O ministro da Fazenda, Dario Durigan, defendeu nesta segunda-feira (18), em Paris, o fortalecimento da agenda global voltada à taxação de grandes fortunas. Durante sua participação em eventos preparatórios para a cúpula do G7, o representante brasileiro sinalizou apoio à inclusão do tema nos debates entre as sete democracias mais ricas do mundo, reforçando a necessidade de buscar justiça tributária em um cenário de crescentes desigualdades.

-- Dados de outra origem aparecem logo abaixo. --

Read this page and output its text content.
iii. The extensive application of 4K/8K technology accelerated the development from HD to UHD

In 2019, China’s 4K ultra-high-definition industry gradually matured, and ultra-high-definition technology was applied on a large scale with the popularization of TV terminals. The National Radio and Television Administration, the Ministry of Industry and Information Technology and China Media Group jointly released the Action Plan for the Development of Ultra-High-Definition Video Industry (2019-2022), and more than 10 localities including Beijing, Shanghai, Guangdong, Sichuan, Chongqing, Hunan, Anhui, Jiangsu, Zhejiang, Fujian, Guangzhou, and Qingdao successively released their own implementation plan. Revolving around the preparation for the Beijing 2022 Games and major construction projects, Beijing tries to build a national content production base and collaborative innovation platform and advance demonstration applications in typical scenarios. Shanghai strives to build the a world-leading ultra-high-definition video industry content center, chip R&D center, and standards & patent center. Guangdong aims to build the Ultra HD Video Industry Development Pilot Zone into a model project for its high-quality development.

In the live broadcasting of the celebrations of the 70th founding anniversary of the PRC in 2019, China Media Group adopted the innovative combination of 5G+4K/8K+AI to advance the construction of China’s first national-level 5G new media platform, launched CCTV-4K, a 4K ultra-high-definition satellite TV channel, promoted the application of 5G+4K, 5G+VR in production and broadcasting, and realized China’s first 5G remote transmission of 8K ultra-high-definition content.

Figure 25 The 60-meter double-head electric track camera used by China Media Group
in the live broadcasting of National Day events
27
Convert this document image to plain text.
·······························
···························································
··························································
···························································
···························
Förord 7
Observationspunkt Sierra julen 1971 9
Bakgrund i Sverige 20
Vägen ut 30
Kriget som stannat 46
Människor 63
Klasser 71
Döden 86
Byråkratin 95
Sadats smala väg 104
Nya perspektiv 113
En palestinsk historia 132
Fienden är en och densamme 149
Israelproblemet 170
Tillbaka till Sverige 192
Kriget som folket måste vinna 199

Avanço da agenda sobre a taxação de ultrarricos
Durante um evento organizado pela revista Le Grand Continent, Durigan debateu o tema ao lado do economista francês Gabriel Zucman, um dos principais articuladores da proposta de um imposto mínimo global sobre bilionários. A sugestão técnica prevê uma alíquota de 2% sobre patrimônios que excedam a marca de 100 milhões de dólares.
O ministro brasileiro reiterou sua disposição em liderar esse diálogo, classificando a medida como uma pauta essencial para o momento atual. A experiência brasileira recente, consolidada com a reforma do Imposto de Renda aprovada em 2025, serve como referência para o governo, que estima o alcance de 142 mil contribuintes com a nova alíquota progressiva.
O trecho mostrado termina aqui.